Na delegacia, a vítima relatou que decidiu encerrar o relacionamento antes do Carnaval após constantes saídas noturnas do então companheiro para uso de drogas. Segundo a jovem, após a separação, o estudante passou a vigiá-la em diferentes horários, seguindo-a pelas ruas e, em algumas ocasiões, pulando o muro e invadindo a residência.
Ainda conforme o depoimento, ele procurava familiares da vítima com frequência, tentando forçar uma reaproximação e insistindo na retomada do relacionamento. Em mensagens enviadas à ex-companheira, o investigado teria feito ameaças, afirmando que, caso a visse com outro homem, ela “veria o que iria acontecer”.
— A perseguição se tornou reiterada e invasiva. Ele criava um ambiente de medo constante — destacou o delegado.
Na manhã anterior à prisão, a jovem compareceu à delegacia apresentando mensagens enviadas pelo estudante. Nos textos, ele afirmava ser o pai da criança e pressionava a ex-companheira, mesmo diante da negativa dela quanto à paternidade.
Segundo a Polícia Civil, a situação se agravou na noite anterior ao registro da ocorrência, quando o estudante abordou a vítima na rua e afirmou que os dois voltariam a ser um casal “ela querendo ou não”.
— Nenhuma mulher é obrigada a manter relacionamento contra a própria vontade. Quando há ameaça e intimidação, a conduta ultrapassa qualquer conflito pessoal e se torna caso de polícia — declarou Antonio Furtado.
Diante da análise das mensagens e da avaliação de risco à integridade psicológica da vítima, equipes da Polícia Civil foram até a residência da mãe do suspeito, onde ele foi localizado e conduzido à delegacia.

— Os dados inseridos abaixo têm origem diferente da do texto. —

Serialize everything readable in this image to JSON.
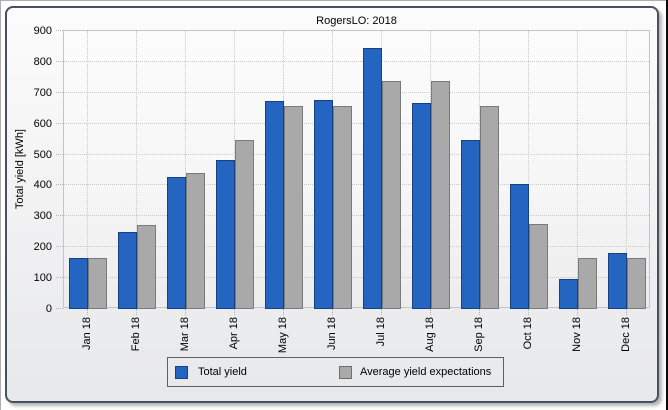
{
  "window": {
    "background_color": "#ffffff",
    "panel_border_color": "#48515e",
    "edge_line_color": "#adadad",
    "right_edge_color": "#0a0a0a"
  },
  "chart_data": {
    "type": "bar",
    "title": "RogersLO: 2018",
    "xlabel": "",
    "ylabel": "Total yield [kWh]",
    "ylim": [
      0,
      900
    ],
    "ytick_step": 100,
    "grid": "dotted",
    "legend_position": "bottom",
    "categories": [
      "Jan 18",
      "Feb 18",
      "Mar 18",
      "Apr 18",
      "May 18",
      "Jun 18",
      "Jul 18",
      "Aug 18",
      "Sep 18",
      "Oct 18",
      "Nov 18",
      "Dec 18"
    ],
    "series": [
      {
        "name": "Total yield",
        "color": "#2565c2",
        "border_color": "#17417f",
        "values": [
          163,
          246,
          424,
          480,
          670,
          674,
          842,
          664,
          545,
          401,
          93,
          177
        ]
      },
      {
        "name": "Average yield expectations",
        "color": "#a9a9a9",
        "border_color": "#7a7a7a",
        "values": [
          163,
          270,
          436,
          545,
          654,
          654,
          736,
          736,
          655,
          272,
          162,
          162
        ]
      }
    ]
  }
}
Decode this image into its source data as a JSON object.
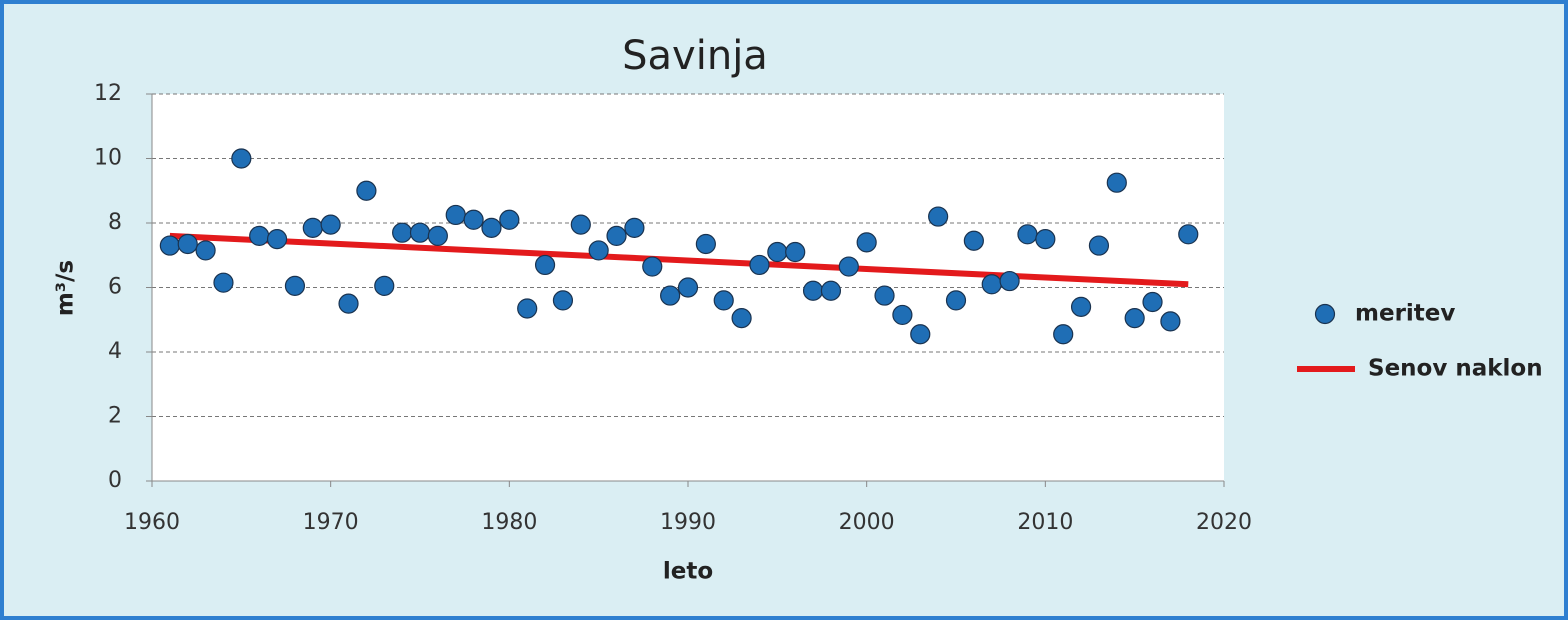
{
  "chart_data": {
    "type": "scatter",
    "title": "Savinja",
    "xlabel": "leto",
    "ylabel": "m³/s",
    "xlim": [
      1960,
      2020
    ],
    "xticks": [
      1960,
      1970,
      1980,
      1990,
      2000,
      2010,
      2020
    ],
    "ylim": [
      0,
      12
    ],
    "yticks": [
      0,
      2,
      4,
      6,
      8,
      10,
      12
    ],
    "grid": true,
    "legend": "right",
    "series": [
      {
        "name": "meritev",
        "type": "scatter",
        "color": "#1f6eb5",
        "x": [
          1961,
          1962,
          1963,
          1964,
          1965,
          1966,
          1967,
          1968,
          1969,
          1970,
          1971,
          1972,
          1973,
          1974,
          1975,
          1976,
          1977,
          1978,
          1979,
          1980,
          1981,
          1982,
          1983,
          1984,
          1985,
          1986,
          1987,
          1988,
          1989,
          1990,
          1991,
          1992,
          1993,
          1994,
          1995,
          1996,
          1997,
          1998,
          1999,
          2000,
          2001,
          2002,
          2003,
          2004,
          2005,
          2006,
          2007,
          2008,
          2009,
          2010,
          2011,
          2012,
          2013,
          2014,
          2015,
          2016,
          2017,
          2018
        ],
        "values": [
          7.3,
          7.35,
          7.15,
          6.15,
          10.0,
          7.6,
          7.5,
          6.05,
          7.85,
          7.95,
          5.5,
          9.0,
          6.05,
          7.7,
          7.7,
          7.6,
          8.25,
          8.1,
          7.85,
          8.1,
          5.35,
          6.7,
          5.6,
          7.95,
          7.15,
          7.6,
          7.85,
          6.65,
          5.75,
          6.0,
          7.35,
          5.6,
          5.05,
          6.7,
          7.1,
          7.1,
          5.9,
          5.9,
          6.65,
          7.4,
          5.75,
          5.15,
          4.55,
          8.2,
          5.6,
          7.45,
          6.1,
          6.2,
          7.65,
          7.5,
          4.55,
          5.4,
          7.3,
          9.25,
          5.05,
          5.55,
          4.95,
          7.65
        ]
      },
      {
        "name": "Senov naklon",
        "type": "line",
        "color": "#e31a1c",
        "x": [
          1961,
          2018
        ],
        "values": [
          7.6,
          6.1
        ]
      }
    ]
  }
}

O delegado determinou a prisão em flagrante pelos crimes de perseguição — previsto no artigo 147-A do Código Penal — e violência psicológica contra a mulher, tipificada na Lei Maria da Penha. Somadas, as penas podem chegar a cinco anos de reclusão, a depender da decisão judicial.

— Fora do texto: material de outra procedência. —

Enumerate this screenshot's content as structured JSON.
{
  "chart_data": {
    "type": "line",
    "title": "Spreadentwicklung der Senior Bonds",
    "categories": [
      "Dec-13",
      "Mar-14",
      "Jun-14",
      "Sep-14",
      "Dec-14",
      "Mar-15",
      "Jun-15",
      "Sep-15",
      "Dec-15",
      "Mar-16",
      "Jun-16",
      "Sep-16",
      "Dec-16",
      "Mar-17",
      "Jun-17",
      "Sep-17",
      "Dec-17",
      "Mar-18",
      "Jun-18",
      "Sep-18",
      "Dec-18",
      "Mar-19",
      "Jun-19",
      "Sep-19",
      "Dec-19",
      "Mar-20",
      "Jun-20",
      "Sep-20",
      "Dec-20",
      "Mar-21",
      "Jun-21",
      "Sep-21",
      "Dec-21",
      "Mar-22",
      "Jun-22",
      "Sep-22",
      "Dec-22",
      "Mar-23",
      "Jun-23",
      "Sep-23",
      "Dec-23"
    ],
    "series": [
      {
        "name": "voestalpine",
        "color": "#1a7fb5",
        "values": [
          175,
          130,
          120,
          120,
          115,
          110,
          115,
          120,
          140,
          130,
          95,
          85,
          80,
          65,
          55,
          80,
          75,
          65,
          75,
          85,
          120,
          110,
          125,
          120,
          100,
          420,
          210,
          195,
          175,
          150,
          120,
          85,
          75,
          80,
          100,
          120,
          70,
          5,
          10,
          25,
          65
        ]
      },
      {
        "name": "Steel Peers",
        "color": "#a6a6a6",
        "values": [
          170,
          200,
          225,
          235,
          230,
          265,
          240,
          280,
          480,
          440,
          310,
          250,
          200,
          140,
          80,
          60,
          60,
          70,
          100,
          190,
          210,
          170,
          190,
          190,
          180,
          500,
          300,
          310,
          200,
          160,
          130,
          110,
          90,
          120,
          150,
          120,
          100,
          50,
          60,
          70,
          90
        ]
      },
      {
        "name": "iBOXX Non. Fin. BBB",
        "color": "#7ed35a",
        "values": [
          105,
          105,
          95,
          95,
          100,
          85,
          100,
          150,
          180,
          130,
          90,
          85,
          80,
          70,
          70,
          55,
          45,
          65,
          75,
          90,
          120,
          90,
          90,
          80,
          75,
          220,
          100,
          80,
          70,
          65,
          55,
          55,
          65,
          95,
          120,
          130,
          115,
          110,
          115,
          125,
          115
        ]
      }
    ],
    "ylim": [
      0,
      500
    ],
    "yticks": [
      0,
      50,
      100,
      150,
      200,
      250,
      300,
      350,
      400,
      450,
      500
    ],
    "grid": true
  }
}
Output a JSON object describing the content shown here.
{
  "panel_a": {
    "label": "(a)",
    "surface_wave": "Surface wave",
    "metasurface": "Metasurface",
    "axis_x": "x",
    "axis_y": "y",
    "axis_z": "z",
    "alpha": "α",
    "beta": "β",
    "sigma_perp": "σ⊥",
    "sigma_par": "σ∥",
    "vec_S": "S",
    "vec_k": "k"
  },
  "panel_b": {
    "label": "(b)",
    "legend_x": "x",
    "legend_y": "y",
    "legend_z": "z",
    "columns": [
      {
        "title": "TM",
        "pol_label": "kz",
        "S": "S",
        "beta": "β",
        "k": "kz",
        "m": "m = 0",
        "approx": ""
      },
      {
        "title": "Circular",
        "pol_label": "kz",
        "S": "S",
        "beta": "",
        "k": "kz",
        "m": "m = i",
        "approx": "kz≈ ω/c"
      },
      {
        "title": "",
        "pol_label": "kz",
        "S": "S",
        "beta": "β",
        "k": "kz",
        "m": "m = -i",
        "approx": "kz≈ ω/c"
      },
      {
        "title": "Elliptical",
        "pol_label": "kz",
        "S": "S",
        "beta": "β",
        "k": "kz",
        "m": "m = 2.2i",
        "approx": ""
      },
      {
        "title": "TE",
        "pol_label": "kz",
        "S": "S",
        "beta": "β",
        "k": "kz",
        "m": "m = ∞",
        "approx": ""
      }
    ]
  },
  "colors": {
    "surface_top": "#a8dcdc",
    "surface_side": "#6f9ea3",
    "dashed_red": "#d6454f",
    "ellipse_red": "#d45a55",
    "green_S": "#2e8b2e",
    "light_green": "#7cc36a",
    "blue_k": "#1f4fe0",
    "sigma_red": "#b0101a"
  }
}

Quanto à dúvida sobre a paternidade, o delegado ressaltou que o procedimento adequado é buscar a Justiça para realização de exame de DNA.
— Se há questionamento sobre paternidade, o caminho correto é o Judiciário. Jamais a perseguição ou a ameaça — afirmou.
Segundo a Polícia Civil, o estudante possui cinco anotações anteriores por porte de drogas para consumo próprio, todas registradas em via pública de Piraí.
O caso segue sob investigação, e a vítima poderá solicitar medidas protetivas de urgência para garantir sua segurança. O suspeito permanece à disposição da Justiça.